Department of Vascular Surgery, Maastricht University Medical Centre, Maastricht, the Netherlands.
European Vascular Centre Aachen-Maastricht, University Hospital RWTH Aachen, Aachen, Germany.
J Vasc Surg Venous Lymphat Disord. 2022 Sep;10(5):1028-1036.e3. doi: 10.1016/j.jvsv.2022.04.009. Epub 2022 May 27.
Early and accurate prediction and diagnosis of deep vein thrombosis (DVT) is essential to allow for immediate treatment and reduce potential complications. However, all potentially strong risk factors have not been included in pretest probability assessments such as the Wells score. In addition, the Wells score might not be suitable for use in primary care because it was developed for secondary care. We hypothesized that the addition of more risk factors for DVT to existing diagnostic approaches could improve the prediction of DVT.

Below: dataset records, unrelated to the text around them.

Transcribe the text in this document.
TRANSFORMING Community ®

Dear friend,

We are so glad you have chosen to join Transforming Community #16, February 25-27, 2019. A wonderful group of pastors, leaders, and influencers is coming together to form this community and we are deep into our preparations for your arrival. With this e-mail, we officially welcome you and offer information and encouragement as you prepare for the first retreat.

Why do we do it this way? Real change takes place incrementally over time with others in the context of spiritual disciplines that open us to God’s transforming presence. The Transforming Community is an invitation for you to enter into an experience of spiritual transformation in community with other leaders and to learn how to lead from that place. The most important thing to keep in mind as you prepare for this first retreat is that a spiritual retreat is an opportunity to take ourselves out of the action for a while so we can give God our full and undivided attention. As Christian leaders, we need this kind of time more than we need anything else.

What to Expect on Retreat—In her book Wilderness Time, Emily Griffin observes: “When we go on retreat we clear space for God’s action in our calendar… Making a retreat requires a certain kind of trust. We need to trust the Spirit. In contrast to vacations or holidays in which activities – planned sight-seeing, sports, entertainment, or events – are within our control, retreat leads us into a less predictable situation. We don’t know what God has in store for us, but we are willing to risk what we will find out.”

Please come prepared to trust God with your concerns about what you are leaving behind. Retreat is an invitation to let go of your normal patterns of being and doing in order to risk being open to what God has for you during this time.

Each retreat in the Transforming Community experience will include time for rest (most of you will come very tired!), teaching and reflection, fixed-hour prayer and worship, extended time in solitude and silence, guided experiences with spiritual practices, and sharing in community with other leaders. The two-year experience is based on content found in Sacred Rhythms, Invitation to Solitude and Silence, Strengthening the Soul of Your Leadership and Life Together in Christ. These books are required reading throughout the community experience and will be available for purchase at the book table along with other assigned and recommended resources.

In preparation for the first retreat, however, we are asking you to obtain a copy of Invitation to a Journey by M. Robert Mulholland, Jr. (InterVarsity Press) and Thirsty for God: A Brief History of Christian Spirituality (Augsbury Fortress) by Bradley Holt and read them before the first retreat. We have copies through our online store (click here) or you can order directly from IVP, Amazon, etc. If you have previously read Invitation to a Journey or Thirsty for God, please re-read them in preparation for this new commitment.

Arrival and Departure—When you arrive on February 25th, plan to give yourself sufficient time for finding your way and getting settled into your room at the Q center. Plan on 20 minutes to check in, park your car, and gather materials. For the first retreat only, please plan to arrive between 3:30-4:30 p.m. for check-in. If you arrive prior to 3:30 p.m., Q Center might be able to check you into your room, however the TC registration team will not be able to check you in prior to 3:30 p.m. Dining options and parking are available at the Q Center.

All consecutive patients suspected of having DVT from 2004 to 2016 in a primary care setting were included in our retrospective study. All the patients had undergone Wells score, D-dimer, and duplex ultrasound assessments. The available recorded data of the patients were used to develop a model to predict DVT.
Of 3381 eligible patients, 489 (14.5%) had confirmed DVT. The developed model, which included the D-dimer level, Wells score, gender, anticoagulation use, age, and family history of venous thrombosis, was able to distinguish patients with DVT among those with suspected DVT with a sensitivity of 82% (95% confidence interval, 78%-86%) and specificity of 82% (95% confidence interval, 80%-83%).
The proposed model was able to predict for the presence of DVT among all patients with suspected DVT in a primary care setting with reasonable accuracy. Further validation in prospective studies is required.
早期准确地预测和诊断深静脉血栓形成(DVT)对于立即进行治疗并减少潜在并发症至关重要。然而,所有潜在的强风险因素并未包含在预测评分中,如 Wells 评分。此外,由于 Wells 评分是为二级护理开发的,因此可能不适合在初级保健中使用。我们假设在现有的诊断方法中加入更多的 DVT 风险因素可以提高 DVT 的预测能力。
本回顾性研究纳入了 2004 年至 2016 年在初级保健环境中疑似患有 DVT 的所有连续患者。所有患者均接受了 Wells 评分、D-二聚体和双功超声检查。使用患者的可用记录数据来开发预测 DVT 的模型。
在 3381 名符合条件的患者中,489 名(14.5%)确诊为 DVT。所开发的模型包括 D-二聚体水平、Wells 评分、性别、抗凝治疗、年龄和静脉血栓形成家族史,能够在疑似 DVT 患者中区分出患有 DVT 的患者,其敏感性为 82%(95%置信区间,78%-86%),特异性为 82%(95%置信区间,80%-83%)。
该模型能够在初级保健环境中对所有疑似 DVT 患者的 DVT 存在情况进行合理准确的预测。需要前瞻性研究进一步验证。